O promotor e a criança institucionalizada

Publicado em: 4 de outubro de 2008.

Responsabilidade de defender os direitos sociais, tão desejados e necessários para a reversão da exclusão social no País.

Por Sávio Bittencourt

O Ministério Público brasileiro ganhou muitas atribuições novas depois da promulgação da Constituição Federal de 1988. A Instituição cresceu e apareceu, ocupando um lugar privilegiado na democracia brasileira: tem a responsabilidade de defender os direitos sociais, tão desejados e necessários para a reversão da exclusão social no País. Juntaram-se às atribuições tradicionais – atuação no processo criminal, no direito de família, nas causas em que se debatessem interesses de menores – outras tarefas mais vinculadas aos novos direitos: meio ambiente, consumidor, cidadania, saúde, educação, do idoso e da infância e juventude.

Desta forma, o Ministério Público terá o dever de defender os interesses coletivos e os individuais indisponíveis do cidadão. Como exemplos de interesse coletivo podem ser citadas as demandas do meio ambiente e da saúde, cuja intervenção do Promotor de Justiça se destina a assegurar um direito que pertence à coletividade, como o atendimento à saúde de qualidade e eficiência. Já o interesse individual disponível pode ser encontrado na situação de um idoso que sofre maus tratos em sua família e tem sua saúde ou vida colocada em risco por ato de terceiros ou no abandono de uma criança por seus pais.

Para realizar investigações, sem cunho criminal, na busca de soluções para estas questões de cidadania que fazem parte do rol de suas atribuições, o Promotor de Justiça pode instaurar um inquérito civil, sob sua presidência. Neste procedimento administrativo investigatório ele colhe provas, ouve testemunhas, realiza audiências públicas e forma sua opinião sobre o fato investigado. Um dano ambiental que precisa ser corrigido, por exemplo, é analisado no inquérito civil por perícias requisitadas aos órgãos públicos visando a adoção das providências jurídicas para a regeneração da área atingida que será cobrada ao poluidor. O inquérito civil também serve para descobrir a verdade sobre abusos cometidos contra o idoso por seus cuidadores, para subsidiar as ações que vão garantir que ele não seja mais submetido a estas afrontas.

Pois bem. Uma lesão grave a um direito individual indisponível ocorre no caso de institucionalização de uma criança, já que todas as crianças que vivem em instituições estão privadas da convivência familiar, que é garantida pela Constituição Federal. A vida da criança longe de uma família que a ame e eduque, com carinho e cuidados a ela especialmente dirigidos, traz graves conseqüências para seu desenvolvimento intelectual e emocional.
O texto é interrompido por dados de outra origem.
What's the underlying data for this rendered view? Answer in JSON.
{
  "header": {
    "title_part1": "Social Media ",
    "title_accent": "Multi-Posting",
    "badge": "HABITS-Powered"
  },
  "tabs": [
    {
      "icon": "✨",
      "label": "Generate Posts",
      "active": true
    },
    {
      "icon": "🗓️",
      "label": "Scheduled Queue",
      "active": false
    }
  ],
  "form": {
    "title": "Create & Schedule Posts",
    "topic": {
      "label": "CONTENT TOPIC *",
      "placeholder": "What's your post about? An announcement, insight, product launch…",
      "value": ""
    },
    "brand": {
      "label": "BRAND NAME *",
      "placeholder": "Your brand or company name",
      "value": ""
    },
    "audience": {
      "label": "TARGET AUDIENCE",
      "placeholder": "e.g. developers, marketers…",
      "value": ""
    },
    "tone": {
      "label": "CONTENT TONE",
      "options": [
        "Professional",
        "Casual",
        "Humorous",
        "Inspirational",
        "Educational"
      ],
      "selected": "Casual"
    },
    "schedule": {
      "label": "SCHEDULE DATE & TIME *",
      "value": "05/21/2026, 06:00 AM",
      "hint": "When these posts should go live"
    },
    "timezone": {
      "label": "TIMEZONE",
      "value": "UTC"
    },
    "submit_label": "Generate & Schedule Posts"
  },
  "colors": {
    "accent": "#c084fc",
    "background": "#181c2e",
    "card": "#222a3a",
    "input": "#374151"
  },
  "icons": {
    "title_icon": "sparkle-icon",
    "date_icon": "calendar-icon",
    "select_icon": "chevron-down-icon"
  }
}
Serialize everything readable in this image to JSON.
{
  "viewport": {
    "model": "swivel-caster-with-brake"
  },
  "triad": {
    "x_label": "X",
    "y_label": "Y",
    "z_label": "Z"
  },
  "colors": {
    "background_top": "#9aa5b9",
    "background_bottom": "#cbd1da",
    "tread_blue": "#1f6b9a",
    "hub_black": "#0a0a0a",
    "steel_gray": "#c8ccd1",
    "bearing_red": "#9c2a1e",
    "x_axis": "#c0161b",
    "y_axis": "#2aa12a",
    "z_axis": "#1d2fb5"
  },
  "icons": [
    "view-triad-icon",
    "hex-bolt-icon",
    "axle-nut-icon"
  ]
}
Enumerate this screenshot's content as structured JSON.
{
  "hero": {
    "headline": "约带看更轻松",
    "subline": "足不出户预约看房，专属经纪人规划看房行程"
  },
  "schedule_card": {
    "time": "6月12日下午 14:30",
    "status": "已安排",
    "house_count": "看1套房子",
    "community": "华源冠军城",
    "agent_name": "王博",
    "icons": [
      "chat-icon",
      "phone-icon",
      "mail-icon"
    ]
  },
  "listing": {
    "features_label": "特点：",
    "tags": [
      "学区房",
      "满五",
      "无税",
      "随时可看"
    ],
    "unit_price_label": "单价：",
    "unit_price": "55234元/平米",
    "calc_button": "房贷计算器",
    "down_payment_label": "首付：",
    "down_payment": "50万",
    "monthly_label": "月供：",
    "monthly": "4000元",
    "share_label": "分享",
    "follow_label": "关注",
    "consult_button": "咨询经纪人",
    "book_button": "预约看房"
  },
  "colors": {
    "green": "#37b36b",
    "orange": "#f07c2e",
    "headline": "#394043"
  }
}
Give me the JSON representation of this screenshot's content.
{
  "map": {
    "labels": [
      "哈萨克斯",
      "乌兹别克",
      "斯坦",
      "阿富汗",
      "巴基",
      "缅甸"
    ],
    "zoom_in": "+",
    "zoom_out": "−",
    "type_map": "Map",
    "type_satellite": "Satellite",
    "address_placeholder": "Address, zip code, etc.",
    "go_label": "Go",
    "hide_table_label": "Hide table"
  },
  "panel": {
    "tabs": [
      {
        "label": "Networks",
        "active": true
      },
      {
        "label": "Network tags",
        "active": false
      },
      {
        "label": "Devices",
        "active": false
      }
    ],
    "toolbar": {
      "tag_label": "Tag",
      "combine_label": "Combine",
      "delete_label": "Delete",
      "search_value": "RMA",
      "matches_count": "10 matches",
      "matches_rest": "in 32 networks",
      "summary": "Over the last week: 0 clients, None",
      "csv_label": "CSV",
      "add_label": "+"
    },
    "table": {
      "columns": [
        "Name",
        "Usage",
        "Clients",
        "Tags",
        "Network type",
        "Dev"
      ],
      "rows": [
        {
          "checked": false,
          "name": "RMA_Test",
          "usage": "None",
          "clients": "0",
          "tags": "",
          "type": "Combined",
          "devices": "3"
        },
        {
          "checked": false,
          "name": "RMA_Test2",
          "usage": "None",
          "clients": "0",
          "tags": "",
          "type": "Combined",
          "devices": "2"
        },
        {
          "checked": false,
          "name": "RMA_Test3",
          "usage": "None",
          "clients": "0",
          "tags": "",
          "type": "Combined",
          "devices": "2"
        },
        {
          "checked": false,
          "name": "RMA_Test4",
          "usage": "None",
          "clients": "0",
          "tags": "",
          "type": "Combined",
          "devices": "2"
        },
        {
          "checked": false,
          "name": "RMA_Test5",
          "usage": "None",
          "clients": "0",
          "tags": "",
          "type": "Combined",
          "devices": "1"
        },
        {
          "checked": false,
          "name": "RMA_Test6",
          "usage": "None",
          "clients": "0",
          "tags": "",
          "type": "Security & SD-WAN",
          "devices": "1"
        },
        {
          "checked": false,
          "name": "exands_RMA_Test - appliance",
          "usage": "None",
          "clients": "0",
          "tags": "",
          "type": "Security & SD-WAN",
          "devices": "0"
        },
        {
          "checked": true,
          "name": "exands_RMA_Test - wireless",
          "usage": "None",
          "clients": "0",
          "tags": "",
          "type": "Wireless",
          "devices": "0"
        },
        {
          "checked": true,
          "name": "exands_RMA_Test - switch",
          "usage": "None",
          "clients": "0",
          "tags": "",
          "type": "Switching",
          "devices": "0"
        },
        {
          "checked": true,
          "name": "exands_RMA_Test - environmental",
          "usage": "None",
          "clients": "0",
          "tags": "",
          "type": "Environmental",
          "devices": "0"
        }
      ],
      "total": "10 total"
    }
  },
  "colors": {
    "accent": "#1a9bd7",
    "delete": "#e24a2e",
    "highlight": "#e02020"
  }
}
Fere sua dignidade de pessoa humana. Temos milhares e milhares de crianças institucionalizadas por longos períodos no Brasil, sem que elas sejam reintegradas a sua família ou colocadas em famílias adotivas. Estão no limbo.

Diante desta demanda social gravíssima e urgente, cabe ao Ministério Público o dever de enfrentar particularmente cada caso de criança abrigada no Brasil. Se seu direito de viver em família é indisponível e se o Promotor de Justiça é o defensor destes direitos, resta uma única solução constitucional: para cada criança abrigada o Promotor de Justiça deve ter um procedimento investigatório para saber as razões do abrigamento e se é possível a reintegração dela a sua família de origem ou se este reencontro é desaconselhável para o melhor interesse da criança e ela deve ser disponibilizada para adoção. Nossa meta é um inquérito civil para cada criança. Com a palavra, o Ministério Público do Brasil.